Russia Foreign Minister Sergei Lavrov on Friday accused Washington of seeking to smear Moscow and charged that the United States wanted to "seize" Ukraine, as he hit back at stinging criticism from US counterpart John Kerry.
Lavrov warned "the might of US propaganda" was aimed "at smearing Russia, smearing those who protest against the illegal actions of the (Kiev) authorities who are trying to ban Russian and trying to call all Russians and Russian speakers enemies who should be killed."
"If truth be told, the West -- that's how it all started -- wants to seize Ukraine so to speak, being solely motivated by its own geopolitical ambitions and not the interests of the Ukrainian people."
Kerry warned Thursday that Moscow's refusal to end the Ukraine crisis would be costly, saying the window of opportunity for Russia to change tack was closing.
The top US diplomat also accused the Kremlin-funded RT television network, formerly known as Russia Today, of being deployed to "promote President Putin's fantasy."
Speaking at a youth forum in Moscow, Lavrov slammed his US counterpart's comments to the media, saying his tone was unacceptable, and defended RT as a "serious" competitor to CNN and BBC.

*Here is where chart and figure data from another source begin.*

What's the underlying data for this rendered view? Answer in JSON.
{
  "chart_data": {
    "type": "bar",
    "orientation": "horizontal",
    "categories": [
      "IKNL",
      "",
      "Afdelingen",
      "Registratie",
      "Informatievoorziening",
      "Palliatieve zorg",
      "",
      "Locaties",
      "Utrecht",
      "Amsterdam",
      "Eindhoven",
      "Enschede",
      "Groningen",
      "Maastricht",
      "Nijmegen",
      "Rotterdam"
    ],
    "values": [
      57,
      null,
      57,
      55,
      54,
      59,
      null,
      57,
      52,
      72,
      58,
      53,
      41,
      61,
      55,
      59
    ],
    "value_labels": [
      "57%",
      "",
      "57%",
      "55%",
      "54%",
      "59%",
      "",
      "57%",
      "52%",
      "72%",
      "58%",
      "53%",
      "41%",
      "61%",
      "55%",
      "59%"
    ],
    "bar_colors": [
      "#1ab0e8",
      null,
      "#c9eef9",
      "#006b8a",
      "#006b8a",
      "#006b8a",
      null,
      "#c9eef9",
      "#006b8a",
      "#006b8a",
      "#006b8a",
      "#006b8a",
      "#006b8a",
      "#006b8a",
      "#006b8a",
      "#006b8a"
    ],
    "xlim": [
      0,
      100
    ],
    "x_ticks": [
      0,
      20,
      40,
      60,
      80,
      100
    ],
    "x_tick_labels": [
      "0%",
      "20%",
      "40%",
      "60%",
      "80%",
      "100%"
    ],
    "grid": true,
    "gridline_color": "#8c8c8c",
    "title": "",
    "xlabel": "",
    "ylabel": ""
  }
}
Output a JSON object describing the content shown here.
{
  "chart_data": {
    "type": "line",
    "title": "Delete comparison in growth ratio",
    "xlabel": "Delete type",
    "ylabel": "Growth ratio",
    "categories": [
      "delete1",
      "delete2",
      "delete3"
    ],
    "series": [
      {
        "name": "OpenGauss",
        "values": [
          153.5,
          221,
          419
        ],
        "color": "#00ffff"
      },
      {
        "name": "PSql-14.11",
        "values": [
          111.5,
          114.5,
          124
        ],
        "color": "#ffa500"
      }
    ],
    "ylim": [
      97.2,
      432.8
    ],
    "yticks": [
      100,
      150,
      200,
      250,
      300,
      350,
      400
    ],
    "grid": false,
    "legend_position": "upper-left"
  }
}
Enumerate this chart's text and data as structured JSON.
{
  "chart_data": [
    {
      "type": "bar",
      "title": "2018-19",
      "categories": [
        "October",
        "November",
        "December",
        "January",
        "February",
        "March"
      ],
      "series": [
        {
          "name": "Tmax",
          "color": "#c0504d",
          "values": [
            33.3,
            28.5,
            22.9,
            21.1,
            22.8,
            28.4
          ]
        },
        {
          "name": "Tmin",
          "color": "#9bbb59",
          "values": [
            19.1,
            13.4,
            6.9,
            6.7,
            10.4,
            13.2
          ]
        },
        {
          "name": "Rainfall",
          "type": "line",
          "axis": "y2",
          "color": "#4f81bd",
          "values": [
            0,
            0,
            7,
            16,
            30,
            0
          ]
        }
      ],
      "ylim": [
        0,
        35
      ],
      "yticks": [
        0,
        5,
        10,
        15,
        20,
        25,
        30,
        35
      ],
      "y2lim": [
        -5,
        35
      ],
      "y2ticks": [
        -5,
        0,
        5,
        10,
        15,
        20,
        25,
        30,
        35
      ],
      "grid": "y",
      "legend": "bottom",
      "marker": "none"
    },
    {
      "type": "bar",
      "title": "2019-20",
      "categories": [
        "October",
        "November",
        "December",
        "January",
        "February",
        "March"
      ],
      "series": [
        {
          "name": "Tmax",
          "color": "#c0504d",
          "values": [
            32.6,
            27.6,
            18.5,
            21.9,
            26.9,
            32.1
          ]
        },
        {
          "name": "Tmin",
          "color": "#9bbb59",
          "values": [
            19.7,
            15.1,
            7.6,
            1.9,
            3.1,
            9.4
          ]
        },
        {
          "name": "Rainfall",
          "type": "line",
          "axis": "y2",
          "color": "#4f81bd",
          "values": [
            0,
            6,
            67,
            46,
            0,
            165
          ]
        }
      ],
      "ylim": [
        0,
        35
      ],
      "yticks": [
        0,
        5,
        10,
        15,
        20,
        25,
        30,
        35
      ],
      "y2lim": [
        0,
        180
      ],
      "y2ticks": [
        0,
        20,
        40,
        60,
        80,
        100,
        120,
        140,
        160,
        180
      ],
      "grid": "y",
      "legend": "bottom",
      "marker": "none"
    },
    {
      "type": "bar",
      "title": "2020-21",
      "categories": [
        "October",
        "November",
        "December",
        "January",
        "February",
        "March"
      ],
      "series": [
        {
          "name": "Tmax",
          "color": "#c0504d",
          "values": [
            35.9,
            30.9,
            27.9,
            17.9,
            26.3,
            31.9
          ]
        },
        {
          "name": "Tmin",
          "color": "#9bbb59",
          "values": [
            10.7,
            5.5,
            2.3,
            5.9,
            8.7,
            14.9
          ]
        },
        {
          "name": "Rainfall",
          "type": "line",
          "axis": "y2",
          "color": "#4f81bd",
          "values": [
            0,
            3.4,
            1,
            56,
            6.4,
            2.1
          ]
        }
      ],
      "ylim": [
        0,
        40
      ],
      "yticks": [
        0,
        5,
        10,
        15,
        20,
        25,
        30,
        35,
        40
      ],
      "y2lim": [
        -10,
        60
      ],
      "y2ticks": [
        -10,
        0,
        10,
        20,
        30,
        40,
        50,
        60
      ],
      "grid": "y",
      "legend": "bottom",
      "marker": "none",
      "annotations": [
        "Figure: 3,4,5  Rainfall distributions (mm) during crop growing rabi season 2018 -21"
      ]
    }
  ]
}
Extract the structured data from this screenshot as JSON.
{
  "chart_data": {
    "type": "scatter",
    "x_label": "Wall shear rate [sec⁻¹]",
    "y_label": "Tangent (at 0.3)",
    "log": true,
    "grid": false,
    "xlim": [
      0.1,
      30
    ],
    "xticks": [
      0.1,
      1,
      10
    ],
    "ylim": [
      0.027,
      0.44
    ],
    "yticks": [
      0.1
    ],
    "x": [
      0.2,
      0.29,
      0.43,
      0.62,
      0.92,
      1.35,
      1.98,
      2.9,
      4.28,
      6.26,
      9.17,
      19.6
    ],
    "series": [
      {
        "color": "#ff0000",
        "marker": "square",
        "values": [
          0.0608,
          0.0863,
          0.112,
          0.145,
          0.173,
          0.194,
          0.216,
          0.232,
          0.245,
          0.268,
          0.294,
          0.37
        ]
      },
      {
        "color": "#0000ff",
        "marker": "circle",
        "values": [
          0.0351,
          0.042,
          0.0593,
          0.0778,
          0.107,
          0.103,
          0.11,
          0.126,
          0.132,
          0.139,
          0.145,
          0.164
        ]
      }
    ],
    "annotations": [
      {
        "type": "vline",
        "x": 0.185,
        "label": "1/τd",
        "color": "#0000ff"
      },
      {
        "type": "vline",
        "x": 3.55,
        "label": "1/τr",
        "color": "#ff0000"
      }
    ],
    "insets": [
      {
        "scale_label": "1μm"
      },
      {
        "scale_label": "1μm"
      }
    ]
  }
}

"They are accusing us of turning on -- as John Kerry expressed it yesterday in his statement made in an unacceptable tone, a prosecutor's tone -- he accuses us of turning on Putin's propaganda machine, Russia Today."
"You know talking like that about media is probably not very polite," Lavrov said.
RT television issued a statement on Friday, saying it would demand official apologies from the US State Department.
Lavrov also complained that during private talks with his US, British and French counterparts he constantly came under pressure to call back Russian agents from Ukraine's southeast.
"Sergei, you have to pull back the troops, you have to remove your agents, no one in the world believes you Russians are not there in the southeast and that you have not had your hand in all of this," Lavrov quoted the Western diplomats as saying.
"It's very hard for me to react," Russia's top diplomat said.
The crisis in Ukraine has triggered the biggest crisis between Russia and the West since the end of the Cold War and has sparked a virulent war of words between Washington and Moscow.